Big monodromy for higher Prym representations
Aaron Landesman, Daniel Litt, Will Sawin
TL;DR
The paper proves that for finite covers with group $H$, the monodromy of the higher Prym representations on $H^1(\, arget{Σ}{g'}}$, induced by the mapping class group, is as large as possible when the base genus $g$ is large relative to the largest irreducible $H$-representation. Central to the approach is a novel, functorial reconstruction of unitary local systems from the derivative of the period map (a generic Torelli theorem with coefficients), together with global-generation techniques to control deformations.
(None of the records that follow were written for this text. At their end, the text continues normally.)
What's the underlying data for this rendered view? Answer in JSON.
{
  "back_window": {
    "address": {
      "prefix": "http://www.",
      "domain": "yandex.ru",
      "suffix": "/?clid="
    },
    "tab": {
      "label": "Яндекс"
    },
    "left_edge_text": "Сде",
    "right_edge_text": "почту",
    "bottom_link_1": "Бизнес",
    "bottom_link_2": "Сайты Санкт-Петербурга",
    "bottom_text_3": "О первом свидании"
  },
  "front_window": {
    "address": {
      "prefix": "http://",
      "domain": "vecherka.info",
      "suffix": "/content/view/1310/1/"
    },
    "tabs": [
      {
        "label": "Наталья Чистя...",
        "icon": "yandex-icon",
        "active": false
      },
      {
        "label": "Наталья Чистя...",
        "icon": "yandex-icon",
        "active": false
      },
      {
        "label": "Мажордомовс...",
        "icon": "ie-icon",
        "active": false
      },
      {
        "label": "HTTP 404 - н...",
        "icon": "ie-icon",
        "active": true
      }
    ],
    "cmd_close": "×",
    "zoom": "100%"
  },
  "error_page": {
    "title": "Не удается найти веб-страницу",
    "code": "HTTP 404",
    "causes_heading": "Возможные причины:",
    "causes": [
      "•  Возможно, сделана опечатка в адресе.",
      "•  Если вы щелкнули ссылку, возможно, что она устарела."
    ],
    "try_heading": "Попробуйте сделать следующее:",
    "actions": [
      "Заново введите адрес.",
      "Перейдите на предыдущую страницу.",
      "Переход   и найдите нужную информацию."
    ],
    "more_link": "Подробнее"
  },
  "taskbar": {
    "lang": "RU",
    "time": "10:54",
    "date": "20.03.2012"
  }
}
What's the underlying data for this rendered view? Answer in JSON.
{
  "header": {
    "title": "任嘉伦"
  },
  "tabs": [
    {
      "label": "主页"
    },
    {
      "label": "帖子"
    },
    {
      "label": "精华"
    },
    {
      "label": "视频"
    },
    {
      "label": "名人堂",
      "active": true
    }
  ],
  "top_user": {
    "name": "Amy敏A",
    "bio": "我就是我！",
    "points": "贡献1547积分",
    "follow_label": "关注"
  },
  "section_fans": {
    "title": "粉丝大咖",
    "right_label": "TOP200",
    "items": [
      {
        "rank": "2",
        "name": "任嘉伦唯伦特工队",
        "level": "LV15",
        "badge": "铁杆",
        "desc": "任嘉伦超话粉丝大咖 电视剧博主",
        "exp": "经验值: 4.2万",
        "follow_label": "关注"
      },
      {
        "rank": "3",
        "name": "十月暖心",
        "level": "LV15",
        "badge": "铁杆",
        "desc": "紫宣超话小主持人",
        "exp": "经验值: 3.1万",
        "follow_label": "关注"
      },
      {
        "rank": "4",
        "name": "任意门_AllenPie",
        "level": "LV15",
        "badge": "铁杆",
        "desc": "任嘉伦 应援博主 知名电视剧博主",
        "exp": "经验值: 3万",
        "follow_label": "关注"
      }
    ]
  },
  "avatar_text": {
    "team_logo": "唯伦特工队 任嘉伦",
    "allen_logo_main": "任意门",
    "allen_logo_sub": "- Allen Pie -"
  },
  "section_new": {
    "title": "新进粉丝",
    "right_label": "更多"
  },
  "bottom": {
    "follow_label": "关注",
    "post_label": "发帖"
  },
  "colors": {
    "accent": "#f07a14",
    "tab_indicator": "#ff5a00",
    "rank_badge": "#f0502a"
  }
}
The authors show that the connected monodromy is the commutator subgroup of the centralizer of $H$ in the ambient symplectic group, yielding consequences for Mumford–Tate groups and endomorphism algebras of Jacobians, and they extend these results to Kodaira–Parshin fibrations. They also discuss a large-$n$ regime and connections to arithmetic statistics, and they pose several open questions and potential extensions, including analogues for free groups. Overall, the work provides a comprehensive Hodge-theoretic framework for establishing big monodromy in a broad family of geometric settings with substantial arithmetic and geometric consequences.
Abstract
Let $Σ_{g'}\to Σ_g$ be a cover of an orientable surface of genus g by an orientable surface of genus g', branched at n points, with Galois group H. Such a cover induces a virtual action of the mapping class group $\text{Mod}_{g,n+1}$ of a genus g surface with n+1 marked points on $H^1(Σ_{g'}, \mathbb{C})$. When g is large in terms of the group H, we calculate precisely the connected monodromy group of this action. The methods are Hodge-theoretic and rely on a "generic Torelli theorem with coefficients."